What about the book makes it Barbara's, and what makes it yours?

In the end, it’s Barbara’s book, encapsulating decades of her work as it does—though it remains a highlight of my own work to have been able to shape such an important volume.


This feels more hard-hitting in a political way than her earlier books. Is this a consequence of the times or a misperception on my part?

This definitely does relate to the times. We went to press in October 2020—a time of intense uncertainty, with the pandemic in full swing and a deeply worrying imminent election in the U.S. There’s even an editorial note to this effect on p. 16, making explicit the situation of not knowing what the world would look like when the book would be printed, bound and distributed in the following year.


Late in the process, we added a new visual section at the start of the book, bringing in urgent, often low-fi images such as a snapshot from a TV showing protests happening coincidentally in front of Barbara’s work installed on the street.


This was also part of our general design intent—for the book design to reflect the hard-hitting urgency in the work itself (not something that most previous books on Barbara’s work generally attempted).





What is your favorite part of the package?

Really, I’m thrilled by all of it, both in terms of the book’s form and content.


It did seem like a particular production triumph that the green highlight color matches so well across spot color type, tinted book edge, silk-screened spine, etc.—[it] took a lot of testing to get to that point, but was well worth it.

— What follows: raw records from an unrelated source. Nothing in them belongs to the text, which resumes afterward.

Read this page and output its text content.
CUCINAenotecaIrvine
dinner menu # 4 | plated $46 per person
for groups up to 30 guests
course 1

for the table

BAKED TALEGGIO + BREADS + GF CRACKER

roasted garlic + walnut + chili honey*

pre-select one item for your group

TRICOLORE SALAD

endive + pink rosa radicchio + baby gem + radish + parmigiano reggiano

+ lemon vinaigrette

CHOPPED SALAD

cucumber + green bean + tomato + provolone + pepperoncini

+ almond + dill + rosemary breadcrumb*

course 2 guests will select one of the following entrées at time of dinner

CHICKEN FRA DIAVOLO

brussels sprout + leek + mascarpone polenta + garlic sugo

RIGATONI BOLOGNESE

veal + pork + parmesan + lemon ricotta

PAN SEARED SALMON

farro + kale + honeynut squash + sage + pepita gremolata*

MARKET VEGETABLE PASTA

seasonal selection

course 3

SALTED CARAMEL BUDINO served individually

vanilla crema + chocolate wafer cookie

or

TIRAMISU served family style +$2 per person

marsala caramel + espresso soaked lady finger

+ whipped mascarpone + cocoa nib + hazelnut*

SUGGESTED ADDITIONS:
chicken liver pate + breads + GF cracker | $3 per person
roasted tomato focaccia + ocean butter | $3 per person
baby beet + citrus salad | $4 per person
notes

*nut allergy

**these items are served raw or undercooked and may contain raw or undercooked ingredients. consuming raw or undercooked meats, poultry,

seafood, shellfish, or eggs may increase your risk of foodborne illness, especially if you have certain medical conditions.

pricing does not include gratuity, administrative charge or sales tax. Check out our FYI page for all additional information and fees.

As one who is wed to books, what is it about publishing that is still appealing in a world where so much content is available online?

As a reader, books remain my go-to for in-depth, lasting engagement with subject matter—something to focus on beyond the contemporary stream of images and information online.


It’s similar for working as a designer; I’m most interested in longer term, in-depth, hybrid text/image–driven projects, and I’ve only rarely found projects outside of books that provide a similar level of close, collaborative engagement.